Lei ha imparato a differenziare gli allenamenti, i giri in bicicletta e a fare di ogni viaggio un'occasione per visitare un luogo nuovo, a costo di allungare di qualche giorno la permanenza: ha esplorato così la Sardegna, Tivoli e lo Stelvio stesso. Si rivolge in particolare ad altre ragazze, ad altre donne, perché crede che la bicicletta sia, fra le altre cose, uno strumento di emancipazione: «Sono veterinaria, mi occupo di cavalli e, purtroppo, per quanto siano sbagliate, ho fatto l'abitudine a certe cose: essere chiamata signorina invece di dottoressa solo perché si è donne e si è giovani, sentire pazienti che chiedono dove sia il dottore, senza nemmeno considerare che sei tu. Ormai mi scivolano addosso queste cose, ma è sbagliato. Come è sbagliato sentire uomini che sostengono che atlete donne, a tirare in testa al gruppo, in testa al gruppo, "facciano il buco", è un pregiudizio, è ignoranza. La bicicletta emancipa perché ci ricorda una volta di più quanto possiamo fare da sole, le nostre capacità, la nostra autonomia e la nostra libertà».

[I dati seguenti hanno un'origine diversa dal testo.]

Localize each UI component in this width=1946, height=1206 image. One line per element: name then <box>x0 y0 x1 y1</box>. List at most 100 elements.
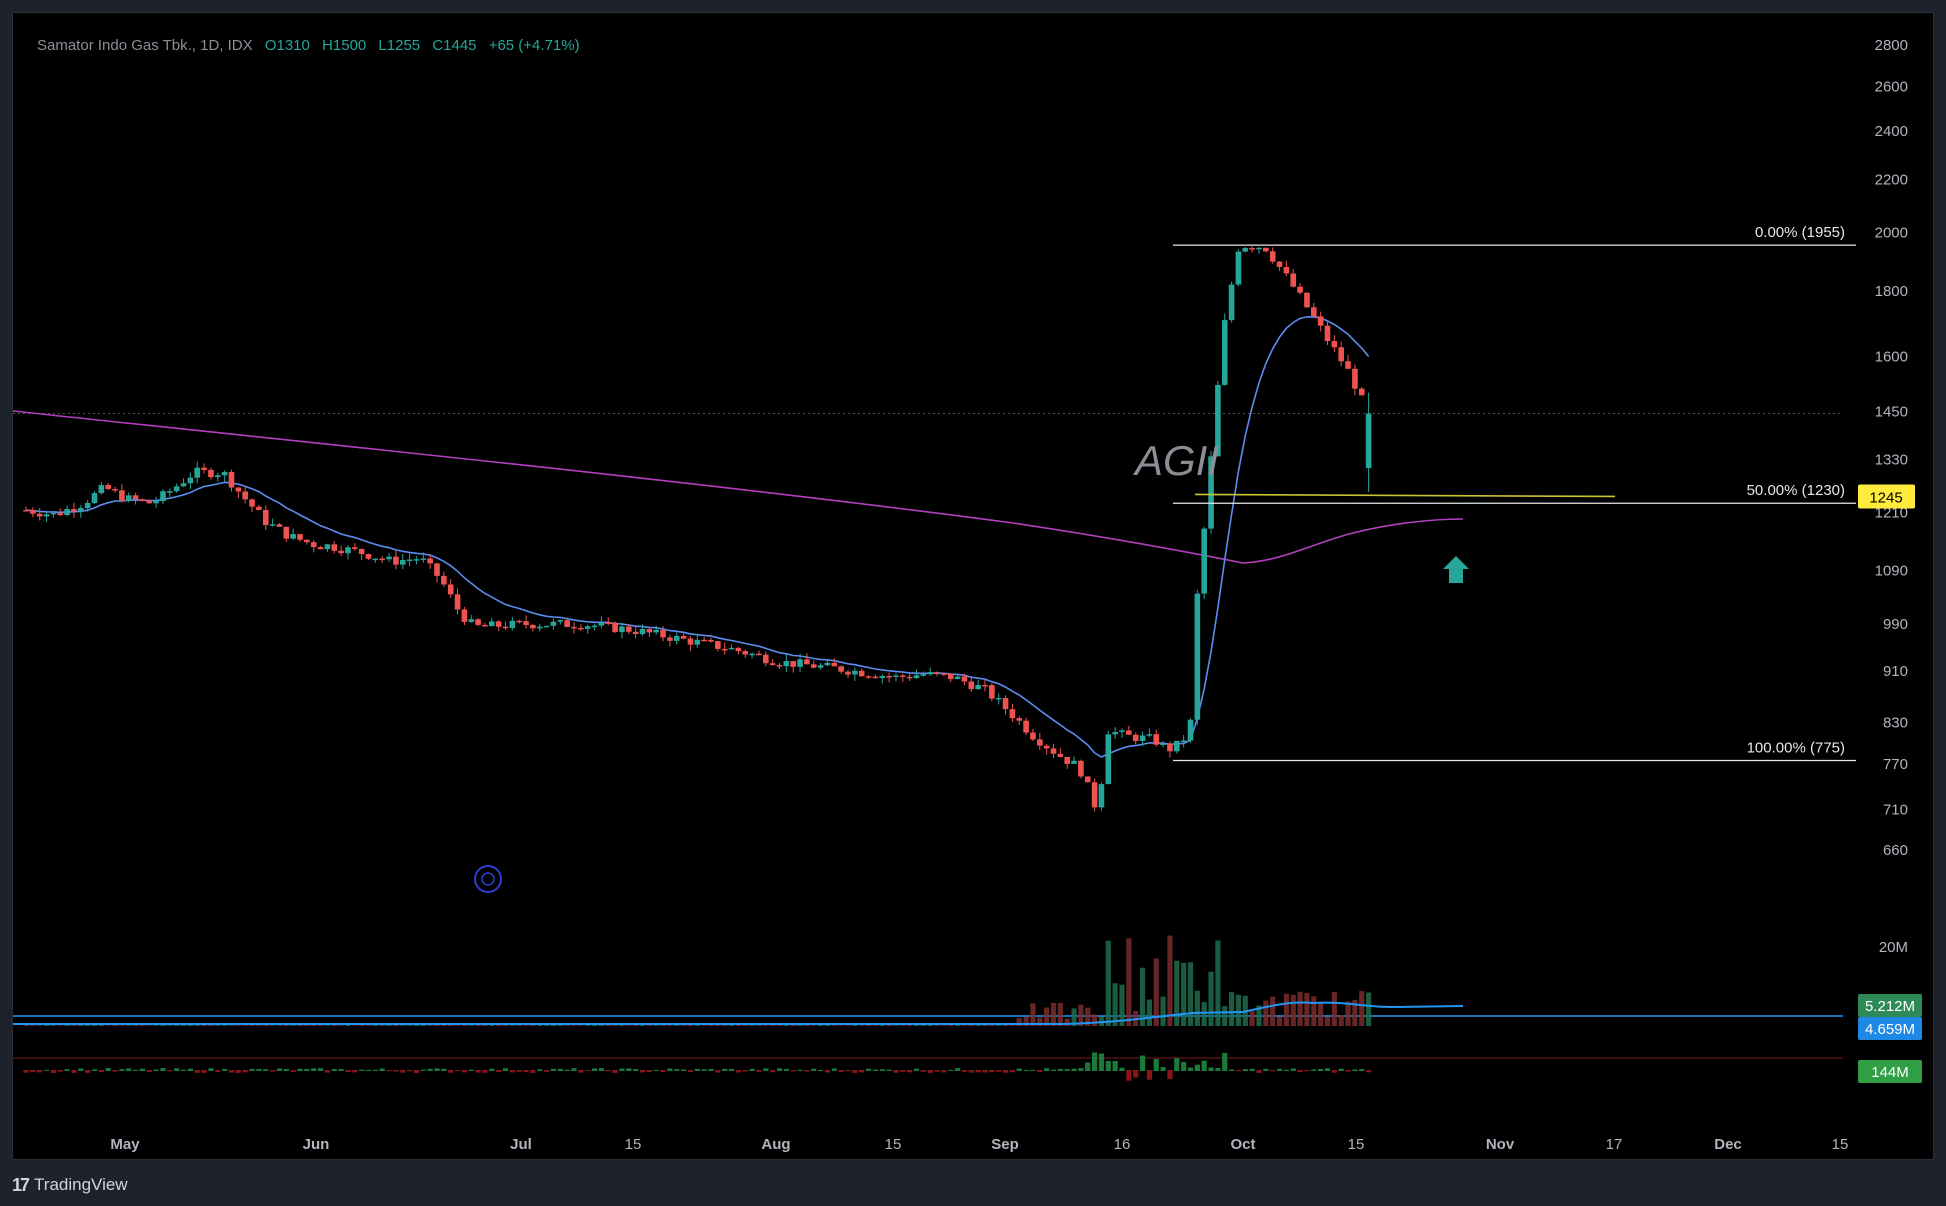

Quel male che ha vissuto giù dalla bicicletta le ha permesso di conoscersi e, oggi, sa di lei cose che nemmeno immaginava, soprattutto ha capito quanto molte cose scontate, in realtà, scontate non siano: «Si arriva così ad apprezzare il valore di quel che c'è. Personalmente prendo una pastiglia al mattino e una alla sera per riuscire a stare come sto: la bicicletta, a mio avviso, è una magnifica celebrazione della salute, dello stare bene. Guardare una persona in bici deve ricordarci la bellezza del nostro corpo, le sue possibilità e tutto quel che impara continuamente. Sarà per quella sensazione che ho provato da giovanissima, della brutta mano di carte ricevuta in dono, ma tutto questo mi sembra enorme. Così dalla bici non riesco a stare lontana».